石炭ガス化複合発電設備は、石炭をガス化炉でガス化して、ガス化ガスを用いてガスタービンで発電した後に、排熱回収ボイラ(HRSG:Heat Recovery Steam Generator)で排ガスから回収した熱を利用して蒸気を発生させ、この蒸気を用いて蒸気タービンでも発電する。このため、微粉炭焚きプラントよりも効率が高い。このため、石炭ガス化複合発電設備と微粉炭焚き発電プラントと組み合わせることで、発電プラント全体のエネルギ効率を向上させることができる。
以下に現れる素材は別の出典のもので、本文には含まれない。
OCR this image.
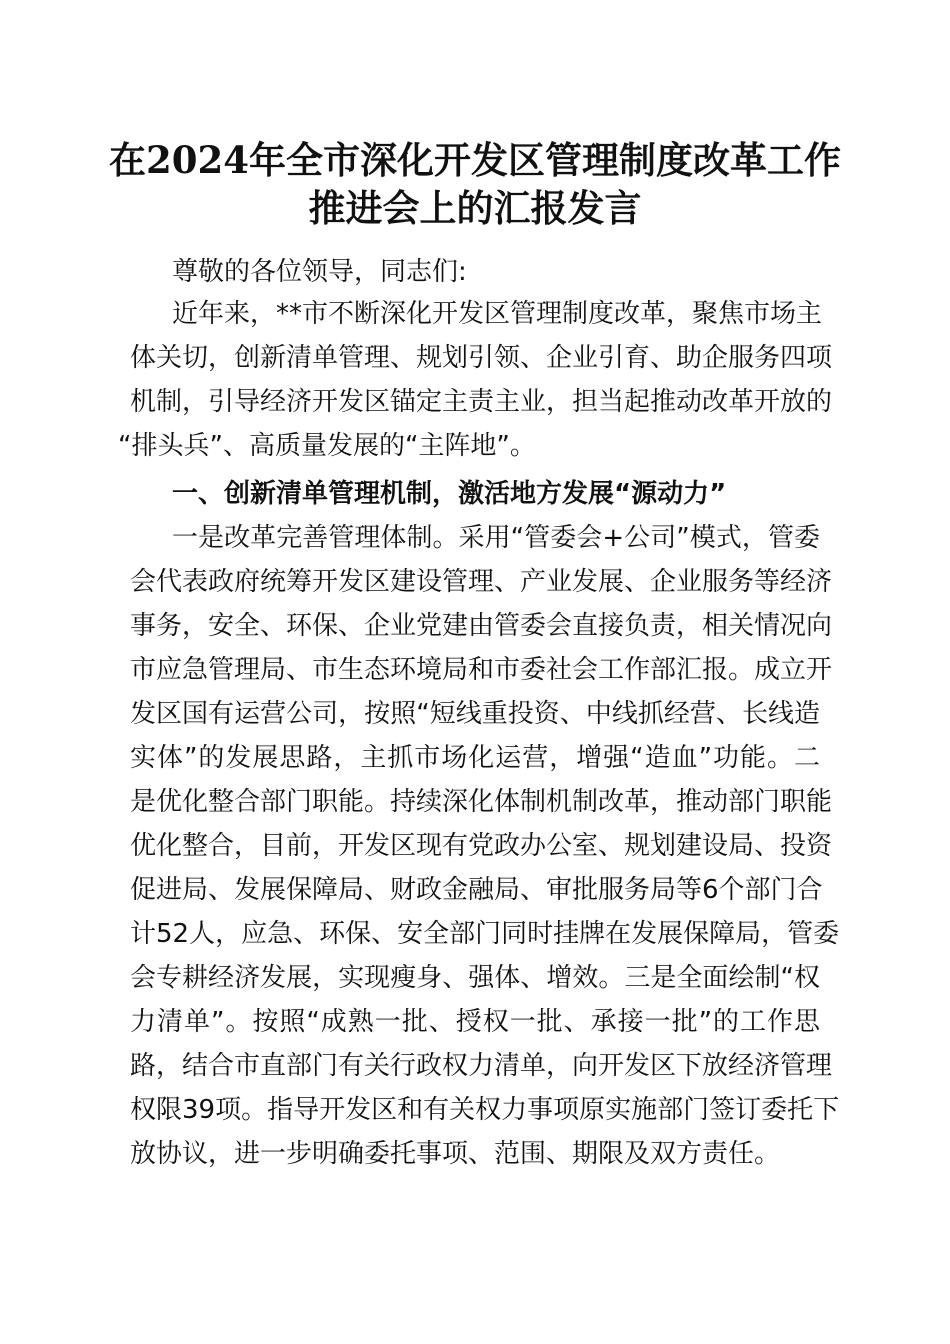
在2024年全市深化开发区管理制度改革工作
推进会上的汇报发言

尊敬的各位领导，同志们:

近年来，**市不断深化开发区管理制度改革，聚焦市场主

体关切，创新清单管理、规划引领、企业引育、助企服务四项

机制，引导经济开发区锚定主责主业，担当起推动改革开放的

“排头兵”、高质量发展的“主阵地”。

一、创新清单管理机制，激活地方发展“源动力”

一是改革完善管理体制。采用“管委会+公司”模式，管委

会代表政府统筹开发区建设管理、产业发展、企业服务等经济

事务，安全、环保、企业党建由管委会直接负责，相关情况向

市应急管理局、市生态环境局和市委社会工作部汇报。成立开

发区国有运营公司，按照“短线重投资、中线抓经营、长线造

实体”的发展思路，主抓市场化运营，增强“造血”功能。二

是优化整合部门职能。持续深化体制机制改革，推动部门职能

优化整合，目前，开发区现有党政办公室、规划建设局、投资

促进局、发展保障局、财政金融局、审批服务局等6个部门合

计52人，应急、环保、安全部门同时挂牌在发展保障局，管委

会专耕经济发展，实现瘦身、强体、增效。三是全面绘制“权

力清单”。按照“成熟一批、授权一批、承接一批”的工作思

路，结合市直部门有关行政权力清单，向开发区下放经济管理

权限39项。指导开发区和有关权力事项原实施部门签订委托下

放协议，进一步明确委托事项、范围、期限及双方责任。
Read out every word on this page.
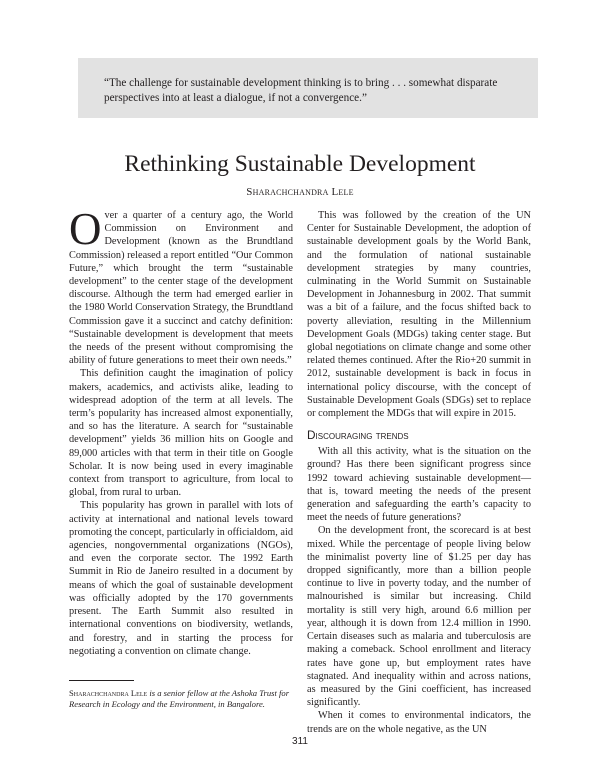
“The challenge for sustainable development thinking is to bring . . . somewhat disparate perspectives into at least a dialogue, if not a convergence.”

Rethinking Sustainable Development

Sharachchandra Lele

Over a quarter of a century ago, the World Commission on Environment and Development (known as the Brundtland Commission) released a report entitled “Our Common Future,” which brought the term “sustainable development” to the center stage of the development discourse. Although the term had emerged earlier in the 1980 World Conservation Strategy, the Brundtland Commission gave it a succinct and catchy definition: “Sustainable development is development that meets the needs of the present without compromising the ability of future generations to meet their own needs.”

This definition caught the imagination of policy makers, academics, and activists alike, leading to widespread adoption of the term at all levels. The term’s popularity has increased almost exponentially, and so has the literature. A search for “sustainable development” yields 36 million hits on Google and 89,000 articles with that term in their title on Google Scholar. It is now being used in every imaginable context from transport to agriculture, from local to global, from rural to urban.

This popularity has grown in parallel with lots of activity at international and national levels toward promoting the concept, particularly in officialdom, aid agencies, nongovernmental organizations (NGOs), and even the corporate sector. The 1992 Earth Summit in Rio de Janeiro resulted in a document by means of which the goal of sustainable development was officially adopted by the 170 governments present. The Earth Summit also resulted in international conventions on biodiversity, wetlands, and forestry, and in starting the process for negotiating a convention on climate change.

This was followed by the creation of the UN Center for Sustainable Development, the adoption of sustainable development goals by the World Bank, and the formulation of national sustainable development strategies by many countries, culminating in the World Summit on Sustainable Development in Johannesburg in 2002. That summit was a bit of a failure, and the focus shifted back to poverty alleviation, resulting in the Millennium Development Goals (MDGs) taking center stage. But global negotiations on climate change and some other related themes continued. After the Rio+20 summit in 2012, sustainable development is back in focus in international policy discourse, with the concept of Sustainable Development Goals (SDGs) set to replace or complement the MDGs that will expire in 2015.

Discouraging trends

With all this activity, what is the situation on the ground? Has there been significant progress since 1992 toward achieving sustainable development—that is, toward meeting the needs of the present generation and safeguarding the earth’s capacity to meet the needs of future generations?

On the development front, the scorecard is at best mixed. While the percentage of people living below the minimalist poverty line of $1.25 per day has dropped significantly, more than a billion people continue to live in poverty today, and the number of malnourished is similar but increasing. Child mortality is still very high, around 6.6 million per year, although it is down from 12.4 million in 1990. Certain diseases such as malaria and tuberculosis are making a comeback. School enrollment and literacy rates have gone up, but employment rates have stagnated. And inequality within and across nations, as measured by the Gini coefficient, has increased significantly.

When it comes to environmental indicators, the trends are on the whole negative, as the UN

Sharachchandra Lele is a senior fellow at the Ashoka Trust for Research in Ecology and the Environment, in Bangalore.

311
特許文献1には、既設の石炭焚きボイラに石炭ガス化装置を付加し、石炭ガス化装置で発生した乾留ガスとチャーをチャー捕集器で捕集した後、分離して乾留ガスの一部をガスタービンの燃料として使用し、残りの乾留ガスとチャーを既設の石炭焚きボイラの燃料として使用して燃焼させるシステムが記載されている。
特開2001-65804号公報
ガス化複合発電設備のガス化炉では、固体燃料をガス化する際に、チャー(燃料の未燃分)が発生する。ガス化炉で発生するチャーの量は、固体燃料の性状の影響を受け易く、固体燃料の種類や性状の変化によって変動する。ガス化炉で発生したチャーは、ガスタービンの上流で回収しガス化炉に再供給して再燃焼させているが、チャーの発生量が安定しないと、ガス化炉へ再度供給するチャーの量も不安定となり、ガス化炉の安定した運転継続が困難となる可能性があった。
本開示は、このような事情に鑑みてなされたものであって、ガス化炉を安定して運転することができる複合プラント並びに複合プラントの製造方法を提供することを目的とする。
上記課題を解決するために、本開示の複合プラント並びに複合プラントの製造方法は以下の手段を採用する。
本開示の一態様に係る複合プラントは、炭素含有固体燃料をガス化することで生成ガスを生成するガス化炉と、炭素含有固体燃料を燃焼させて蒸気を生成するボイラと、前記ガス化炉から排出された前記生成ガスと、該生成ガスに含まれたチャーとを分離する分離部と、前記分離部で分離した前記チャーを前記ガス化炉へ供給するチャー戻しラインと、前記分離部で分離した前記チャーを前記ボイラへ供給するチャー供給ラインと、前記チャー供給ラインを介して前記ボイラへ供給される前記チャーの量を調整する調整部と、前記ガス化炉へ供給される前記チャーの量が所定の閾値を超えた場合に、前記所定の閾値を超えた分の前記チャーを前記ボイラへ供給するように前記調整部を制御する制御部と、を備える。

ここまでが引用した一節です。